Wordpress Attacked By Botnet In Massive DDoS Onslaught

Blog hosting website Wordpress has come under attack from a botnet comprising "tens of thousands" of computers.

The attack is targeted at users of the website who still use the default "admin" username.

It then tries thousands of common password combinations in an attempt to break in.

The attack has been happening since last week

Wordpress founder, Matt Mullenweg, gave advice on how users could protect themselves.:

Writing on his blog he said: "Here’s what I would recommend: If you still use “admin” as a username on your blog, change it, use a strong password, if you’re on turn on two-factor authentication, and of course make sure you’re up-to-date on the latest version of WordPress.

"Do this and you’ll be ahead of 99% of sites out there and probably never have a problem.

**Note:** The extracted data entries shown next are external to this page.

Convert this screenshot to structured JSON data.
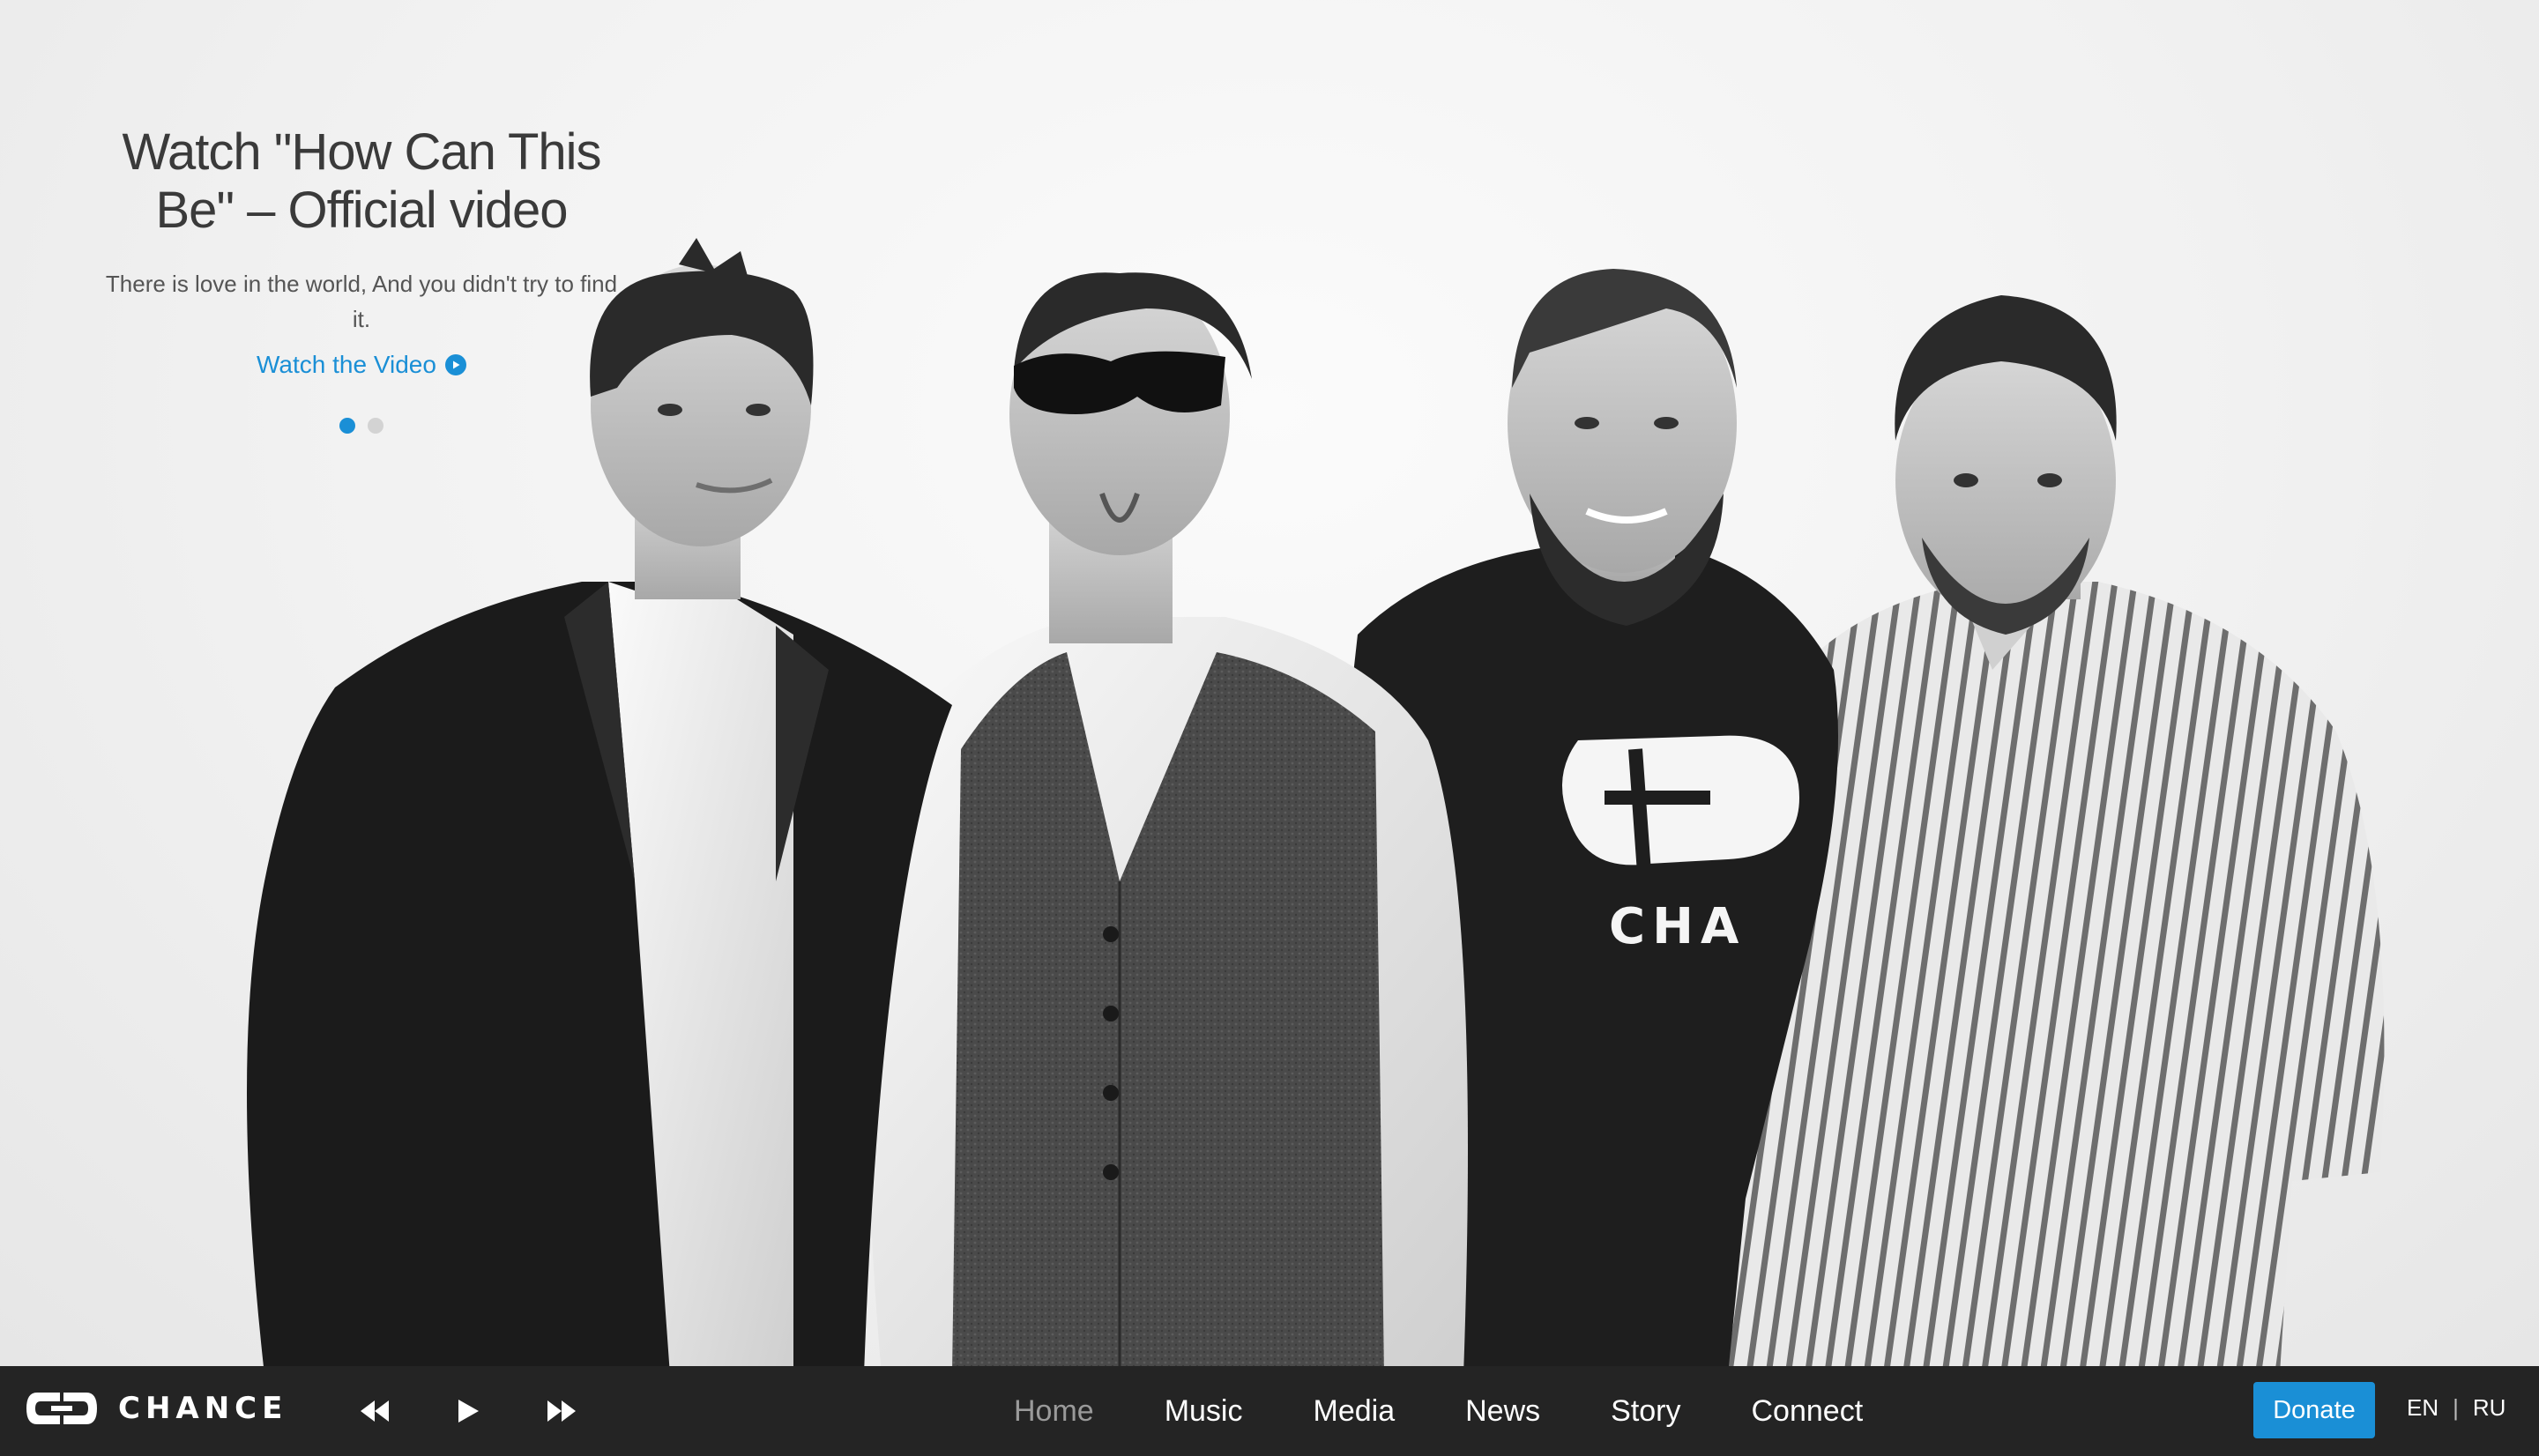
{
  "hero": {
    "title": "Watch \"How Can This Be\" – Official video",
    "text": "There is love in the world, And you didn't try to find it.",
    "link_label": "Watch the Video",
    "link_icon": "play-circle-icon",
    "slides_total": 2,
    "slide_active": 1,
    "shirt_logo_text": "CHA"
  },
  "brand": {
    "name": "CHANCE",
    "logo_icon": "chance-logo-icon"
  },
  "player": {
    "prev_icon": "rewind-icon",
    "play_icon": "play-icon",
    "next_icon": "fast-forward-icon"
  },
  "nav": {
    "items": [
      "Home",
      "Music",
      "Media",
      "News",
      "Story",
      "Connect"
    ],
    "current": "Home"
  },
  "donate_label": "Donate",
  "languages": {
    "en": "EN",
    "separator": "|",
    "ru": "RU"
  },
  "colors": {
    "accent": "#1a8fd6",
    "bar_bg": "#161616",
    "nav_current": "#9a9a9a",
    "text": "#3a3a3a"
  }
}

Most other advice isn’t great — supposedly this botnet has over 90,000 IP addresses, so an IP limiting or login throttling plugin isn’t going to be great (they could try from a different IP a second for 24 hours)."

Wordpress powers 64 million websites worldwide and is the interent's most popular blogging website, with its users posts read by 371 million people each month.

Botnets are collections of internet programs that communicate with each other across the web in order to carry out a set task.

Whilst most are legitimate many are used in order to carry out denial of service attacks where a website is bombarded with information requests to the point it cannot deal with normal traffic, often crashing entirely.

Computers can be co-opted into being part of a botnet without the user even knowing, usually through downloading malicious software.

Tech commentators raised concerns the attack could just be the build-up for something bigger.

Writing on his blog, Matthew Prince, Chief Executive of Cloudflare said: "One of the concerns of an attack like this is that the attacker is using a relatively weak botnet of home PCs in order to build a much larger botnet of beefy servers in preparation for a future attack.

"These larger machines can cause much more damage in DDoS attacks because the servers have large network connections and are capable of generating significant amounts of traffic.

"This is a similar tactic that was used to build the so-called itsoknoproblembro/Brobot botnet which, in the Fall of 2012, was behind the large attacks on US financial institutions."